# What force accelerates a liquid moving in a narrowing pipe?

You are right. From continuity of the incompressible fluid you have $$A_1 v_1 = A_2 v_2.$$ So obviously the velocity is changing. Thus the fluid is accelerated, and therefore there must be a force causing this acceleration. In this case the force comes from the pressure difference between the wide and the narrow part of the pipe.

(image from ResearchGate - Diagram of the Bernoulli principle)
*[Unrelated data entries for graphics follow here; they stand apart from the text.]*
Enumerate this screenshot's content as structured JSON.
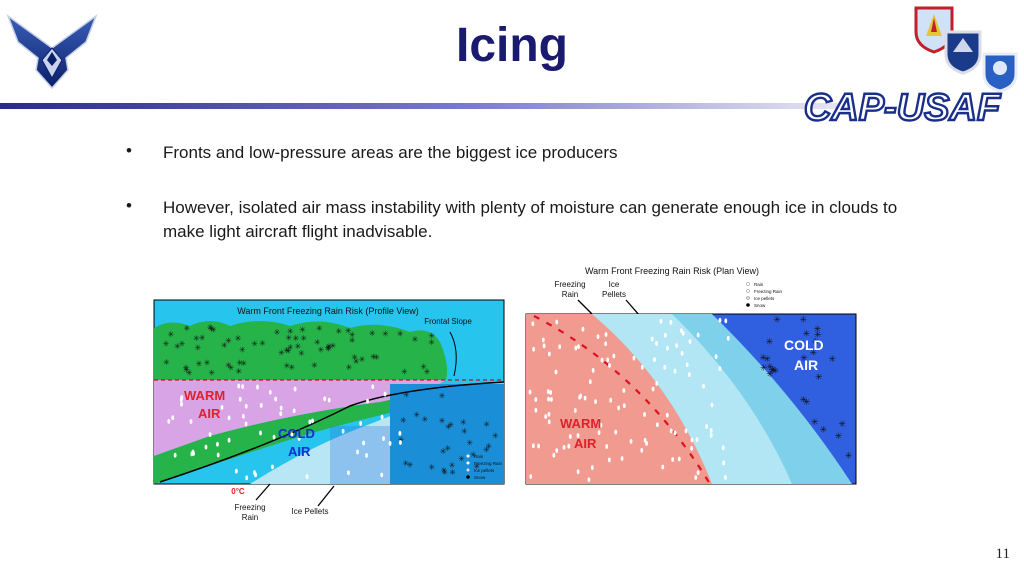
{
  "title": "Icing",
  "brand": {
    "wordmark": "CAP-USAF"
  },
  "bullets": [
    {
      "marker": "•",
      "text": "Fronts and low-pressure areas are the biggest ice producers"
    },
    {
      "marker": "•",
      "text": "However, isolated air mass instability with plenty of moisture can generate enough ice in clouds to make light aircraft flight inadvisable."
    }
  ],
  "profile_figure": {
    "title": "Warm Front Freezing Rain Risk (Profile View)",
    "frontal_slope": "Frontal Slope",
    "warm_air": [
      "WARM",
      "AIR"
    ],
    "cold_air": [
      "COLD",
      "AIR"
    ],
    "zero_c": "0°C",
    "freezing_rain": [
      "Freezing",
      "Rain"
    ],
    "ice_pellets": "Ice Pellets",
    "legend": [
      "Rain",
      "Freezing Rain",
      "Ice pellets",
      "Snow"
    ]
  },
  "plan_figure": {
    "title": "Warm Front Freezing Rain Risk (Plan View)",
    "freezing_rain": [
      "Freezing",
      "Rain"
    ],
    "ice_pellets": [
      "Ice",
      "Pellets"
    ],
    "warm_air": [
      "WARM",
      "AIR"
    ],
    "cold_air": [
      "COLD",
      "AIR"
    ],
    "legend": [
      "Rain",
      "Freezing Rain",
      "Ice pellets",
      "Snow"
    ]
  },
  "page_number": "11",
  "colors": {
    "title": "#1a1a6e",
    "warm_air": "#e0202a",
    "cold_air": "#1030d0",
    "sky": "#27c4ee",
    "cloud_green": "#26b34a",
    "warm_pink": "#f09a90",
    "snow_blue": "#3060e0"
  }
}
This can be described by Bernoulli's equation ($$p$$ is pressure, $$\rho$$ is density) $$\frac{1}{2}\rho v_1^2 + p_1 = \frac{1}{2}\rho v_2^2 + p_2$$

There is more mass per area behind than ahead of the constriction so since ppressure is force divided by area there develops a pressure difference

As you state, from the continuity equation you can see that the velocity $$v_2>v_1$$. The next step is a momentum balance (like any balance in fluid dynamics: $$\frac{d}{dt}=in-out+production$$). The momentum flowing into the system is smaller than the momentum flowing out of the system ($$\rho A_1 v_1^2 < \rho A_2 v_2^2 = \rho A_1 v_1^2 \frac{A_1}{A_2}$$, $$\frac{A_1}{A_2}>1$$).

The actual force is not the pressure itself, but the pressure difference, or, actually, the difference in force, because on the left the force is $$p_1 A_1$$ and on the right $$p_2 A_2$$.

From another conceptual point. Suppose you have a garden hose. Than you have a fixed pressure drop. Now, if you squeeze it, you create a contraction. Part of the pressure drop is now needed to accelerate the fluid at the exit. The overall flowrate decreases, because you also need pressure to overcome frictional forces.